I am confident about these development prospects because I am not starting from scratch. I have proven myself; I capitalize on 25 years of expertise in the multinational transaction business, on a European and international network. And we begin to have beautiful stories to tell, that we built as Aticeo over the past 4 years.
If you had to give some advice to someone who wants to start a business, what would it be?
Launch yourself into something you believe in, and if possible, in the real economy. If you can: let your clients finance most of your growth: it will be the best proof that your company is viable.
What is your best memory as an entrepreneur?
The day when a client I had advised on the M&A front asked me, in representation of Aticeo, to join the Board of the company that I had helped them acquire. It was spontaneous and a nice proof of their trust in Aticeo, which touched me a lot.
On a daily basis, I am proud to be able to do finance in my very own way.
I love my job on an intellectual level, but I have always been embarrassed by everything that surrounds it, and that I call ornaments, in other words: the external signs of wealth, associated with a way of being that often lacks kindness and humility.

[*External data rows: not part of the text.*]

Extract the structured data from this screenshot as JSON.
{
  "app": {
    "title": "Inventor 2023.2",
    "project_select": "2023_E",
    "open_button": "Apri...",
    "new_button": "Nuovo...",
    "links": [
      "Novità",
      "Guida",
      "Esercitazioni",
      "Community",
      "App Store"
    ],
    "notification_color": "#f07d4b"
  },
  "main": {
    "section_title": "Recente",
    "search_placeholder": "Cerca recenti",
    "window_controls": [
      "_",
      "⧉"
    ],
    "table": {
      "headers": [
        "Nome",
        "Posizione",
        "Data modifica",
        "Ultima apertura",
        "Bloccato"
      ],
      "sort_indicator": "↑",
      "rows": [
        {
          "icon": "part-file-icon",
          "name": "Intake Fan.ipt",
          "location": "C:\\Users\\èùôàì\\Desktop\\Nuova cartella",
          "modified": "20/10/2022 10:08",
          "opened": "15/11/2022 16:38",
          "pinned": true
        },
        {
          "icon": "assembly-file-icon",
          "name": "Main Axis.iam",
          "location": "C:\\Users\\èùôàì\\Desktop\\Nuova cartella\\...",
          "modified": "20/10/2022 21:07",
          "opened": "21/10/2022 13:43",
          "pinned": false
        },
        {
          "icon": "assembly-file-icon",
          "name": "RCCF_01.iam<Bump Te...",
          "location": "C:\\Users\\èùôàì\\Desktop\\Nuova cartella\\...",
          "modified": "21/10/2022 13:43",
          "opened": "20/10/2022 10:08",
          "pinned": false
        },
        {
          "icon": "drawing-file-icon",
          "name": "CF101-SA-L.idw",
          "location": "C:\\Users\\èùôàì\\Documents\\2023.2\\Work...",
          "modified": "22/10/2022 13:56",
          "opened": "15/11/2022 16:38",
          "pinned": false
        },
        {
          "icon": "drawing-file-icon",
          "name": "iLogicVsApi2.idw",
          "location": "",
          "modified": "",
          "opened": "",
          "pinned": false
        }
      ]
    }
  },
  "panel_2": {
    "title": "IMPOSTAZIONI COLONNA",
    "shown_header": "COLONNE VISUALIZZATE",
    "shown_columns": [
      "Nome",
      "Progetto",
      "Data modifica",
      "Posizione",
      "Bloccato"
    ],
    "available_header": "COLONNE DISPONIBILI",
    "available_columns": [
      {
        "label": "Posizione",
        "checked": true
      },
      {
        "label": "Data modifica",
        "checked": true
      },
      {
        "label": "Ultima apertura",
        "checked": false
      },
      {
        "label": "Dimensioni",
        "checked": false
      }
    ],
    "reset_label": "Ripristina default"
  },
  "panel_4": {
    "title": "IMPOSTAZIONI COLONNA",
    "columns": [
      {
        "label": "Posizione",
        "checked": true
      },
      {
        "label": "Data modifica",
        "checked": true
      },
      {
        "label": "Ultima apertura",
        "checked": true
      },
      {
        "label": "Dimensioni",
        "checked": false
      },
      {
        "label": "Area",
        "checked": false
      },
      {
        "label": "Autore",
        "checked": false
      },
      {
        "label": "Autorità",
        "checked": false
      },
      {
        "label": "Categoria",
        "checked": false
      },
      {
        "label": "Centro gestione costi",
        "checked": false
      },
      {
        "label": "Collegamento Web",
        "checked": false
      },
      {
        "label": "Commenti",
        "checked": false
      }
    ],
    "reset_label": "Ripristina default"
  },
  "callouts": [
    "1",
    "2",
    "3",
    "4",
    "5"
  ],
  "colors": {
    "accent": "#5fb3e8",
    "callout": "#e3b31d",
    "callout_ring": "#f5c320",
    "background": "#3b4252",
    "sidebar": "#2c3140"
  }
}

Beyond the often hollow speeches and the “greenwashing”, I have tried for 4 years to show that one can do finance differently. One can be a reliable professional, while remaining simple, being able to accept failures when they happen and to recognize one’s mistakes. We can do finance with 100% impact, that is to say in our investment choices as well as in our ways of being and doing.
It seems to me that the evidence supports this, since after 4 years, only one of the companies I invested in has closed, because of the Covid pandemic, while all the others are growing, and some of them are even profitable by now.